John Barr: As a businessman, I've learned many years ago several areas of self discipline. They include being one that sets the example in time management, being respectful of others' feelings, team player, and willing to negotiate, particularly when it involves the betterment of the citizens and employees of Washington County.

They also include running county government as if it were my own personal business, taking all issues very seriously and of utmost concern.

Efficiencies of government agencies and the cooperation of county and municipalities are of particular interest and importance to all the citizens of Washington County.

Bette: Will you support the Ag Specialist position in the budget this year?

John Barr: Yes, I would continue to support the Ag Specialist position. It is currently funded for one half of the '07 budget cycle, which runs July '06 through June of '07. I am in favor of fully-funding for the '08 budget cycle. However, please keep in mind that the position has not been filled to date. Much discussion has occurred, and needs to continue as to the qualifications, expectations, and duties in an effort to fill this vacant position. Over the course of the previous administration, deliberation has centered around this position being under the relm of economic development. The actual office location and field position would better be housed at the Ag Center Extension offices.

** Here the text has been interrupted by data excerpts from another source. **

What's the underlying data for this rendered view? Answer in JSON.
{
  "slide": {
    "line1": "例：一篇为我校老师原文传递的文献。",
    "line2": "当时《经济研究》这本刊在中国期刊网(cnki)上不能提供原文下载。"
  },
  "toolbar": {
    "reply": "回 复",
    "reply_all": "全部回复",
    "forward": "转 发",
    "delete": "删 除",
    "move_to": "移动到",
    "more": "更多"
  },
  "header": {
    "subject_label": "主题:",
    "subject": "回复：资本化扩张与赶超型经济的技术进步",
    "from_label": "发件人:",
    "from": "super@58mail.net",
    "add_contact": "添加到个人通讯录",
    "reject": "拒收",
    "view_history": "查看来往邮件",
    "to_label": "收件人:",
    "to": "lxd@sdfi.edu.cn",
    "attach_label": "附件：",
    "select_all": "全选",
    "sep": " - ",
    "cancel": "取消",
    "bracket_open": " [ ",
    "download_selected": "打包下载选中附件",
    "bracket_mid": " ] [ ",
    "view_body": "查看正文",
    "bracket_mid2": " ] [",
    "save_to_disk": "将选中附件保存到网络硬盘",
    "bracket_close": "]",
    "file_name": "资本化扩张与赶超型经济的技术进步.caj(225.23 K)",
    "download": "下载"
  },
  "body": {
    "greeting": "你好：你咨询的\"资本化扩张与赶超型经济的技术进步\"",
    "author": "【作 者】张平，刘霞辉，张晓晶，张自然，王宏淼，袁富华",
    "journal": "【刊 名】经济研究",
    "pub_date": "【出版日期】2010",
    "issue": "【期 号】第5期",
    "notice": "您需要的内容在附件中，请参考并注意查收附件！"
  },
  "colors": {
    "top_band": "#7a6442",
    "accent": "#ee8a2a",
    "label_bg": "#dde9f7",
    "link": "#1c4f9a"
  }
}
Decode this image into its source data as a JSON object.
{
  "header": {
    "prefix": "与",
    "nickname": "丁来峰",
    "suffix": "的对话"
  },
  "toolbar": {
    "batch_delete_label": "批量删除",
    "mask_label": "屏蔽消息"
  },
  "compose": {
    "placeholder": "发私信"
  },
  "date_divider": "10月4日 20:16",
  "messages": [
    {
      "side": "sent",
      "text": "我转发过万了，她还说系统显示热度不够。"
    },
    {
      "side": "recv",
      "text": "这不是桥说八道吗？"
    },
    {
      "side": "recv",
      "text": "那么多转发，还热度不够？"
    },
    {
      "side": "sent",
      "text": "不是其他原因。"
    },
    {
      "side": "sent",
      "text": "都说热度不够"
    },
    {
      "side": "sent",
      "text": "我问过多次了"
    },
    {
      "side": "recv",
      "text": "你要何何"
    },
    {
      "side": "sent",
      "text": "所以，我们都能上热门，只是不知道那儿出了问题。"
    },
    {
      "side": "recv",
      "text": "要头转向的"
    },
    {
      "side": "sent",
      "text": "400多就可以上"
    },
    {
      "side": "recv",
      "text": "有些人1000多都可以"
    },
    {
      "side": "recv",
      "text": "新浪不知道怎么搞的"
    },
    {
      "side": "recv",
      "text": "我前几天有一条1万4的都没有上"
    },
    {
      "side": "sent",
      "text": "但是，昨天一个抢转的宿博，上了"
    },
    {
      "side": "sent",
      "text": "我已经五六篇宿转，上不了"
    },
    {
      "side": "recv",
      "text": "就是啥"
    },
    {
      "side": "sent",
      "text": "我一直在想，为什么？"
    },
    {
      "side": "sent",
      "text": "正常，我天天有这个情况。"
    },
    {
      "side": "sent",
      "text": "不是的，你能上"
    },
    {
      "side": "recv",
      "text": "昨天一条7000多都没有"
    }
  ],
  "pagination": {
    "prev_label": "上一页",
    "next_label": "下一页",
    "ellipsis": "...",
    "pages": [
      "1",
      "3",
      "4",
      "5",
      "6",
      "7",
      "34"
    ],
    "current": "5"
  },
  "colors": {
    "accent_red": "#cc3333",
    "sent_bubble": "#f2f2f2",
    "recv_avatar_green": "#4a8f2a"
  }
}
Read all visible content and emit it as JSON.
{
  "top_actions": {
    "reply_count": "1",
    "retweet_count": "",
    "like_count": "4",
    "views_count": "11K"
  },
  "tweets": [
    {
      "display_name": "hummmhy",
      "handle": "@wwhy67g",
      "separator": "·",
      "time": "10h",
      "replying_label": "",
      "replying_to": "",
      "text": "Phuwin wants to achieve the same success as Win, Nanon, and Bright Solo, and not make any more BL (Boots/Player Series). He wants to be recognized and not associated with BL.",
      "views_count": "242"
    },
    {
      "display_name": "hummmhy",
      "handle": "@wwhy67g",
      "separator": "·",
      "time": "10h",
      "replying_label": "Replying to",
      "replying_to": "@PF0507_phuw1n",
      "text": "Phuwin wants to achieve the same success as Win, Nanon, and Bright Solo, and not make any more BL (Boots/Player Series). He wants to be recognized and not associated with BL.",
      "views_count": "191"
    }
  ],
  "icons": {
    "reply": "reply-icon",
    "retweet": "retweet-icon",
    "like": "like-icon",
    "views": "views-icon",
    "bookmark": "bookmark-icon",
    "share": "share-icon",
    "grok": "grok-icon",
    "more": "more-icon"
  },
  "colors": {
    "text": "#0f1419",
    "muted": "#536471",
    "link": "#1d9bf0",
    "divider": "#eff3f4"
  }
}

Moderator: Also, in your announcement, you said, "Our rural heritage is at risk with the impending growth." Can the county help find a way to make farming more profitable?

John Barr: Being a gentleman farmer myself, I realize firsthand the importance, dedication, extreme hard work and long hours that farming life entails. Profitability of farming, particularly on the small and family-owned scale, is increasingly being pressured by both land values, uncertainty in market pricing of agricultural products on a national scale. On a governmental level, tax assessments for active and working farms need to be held at a constant value and/or reduced assessment. Secondly, a joint effort of state, local, along with agricultural extension services are needed to assist the farming community in a number of areas. Co-ops could help in purchasing of such items as fuels, electricity, feed, fertilizers and other such items. Also, government could and should take a more active role in promoting the development of both high-tech and bio-tech organically produced secondary fuels.

Jim: The County needs to find $75 million for school construction, in the next two years. The School Excise Tax is now expected to be $11 mil. less than was previously planned.

The APFO exempts "Elderly Housing" developments from paying the School Excise Tax.

More than 1,050 of those housing units have already been approved. The developer gets the exemption but isn't required to pass the savings on to the home buyer.

Why should the developer or the buyer get an exemption while other elderly and childless couples throughout the county continue to pay school taxes?

John Barr: Please keep in mind that both the current APFO (Adequate Public Facilities Ordinance) , along with the current excise tax were established by the previous administration.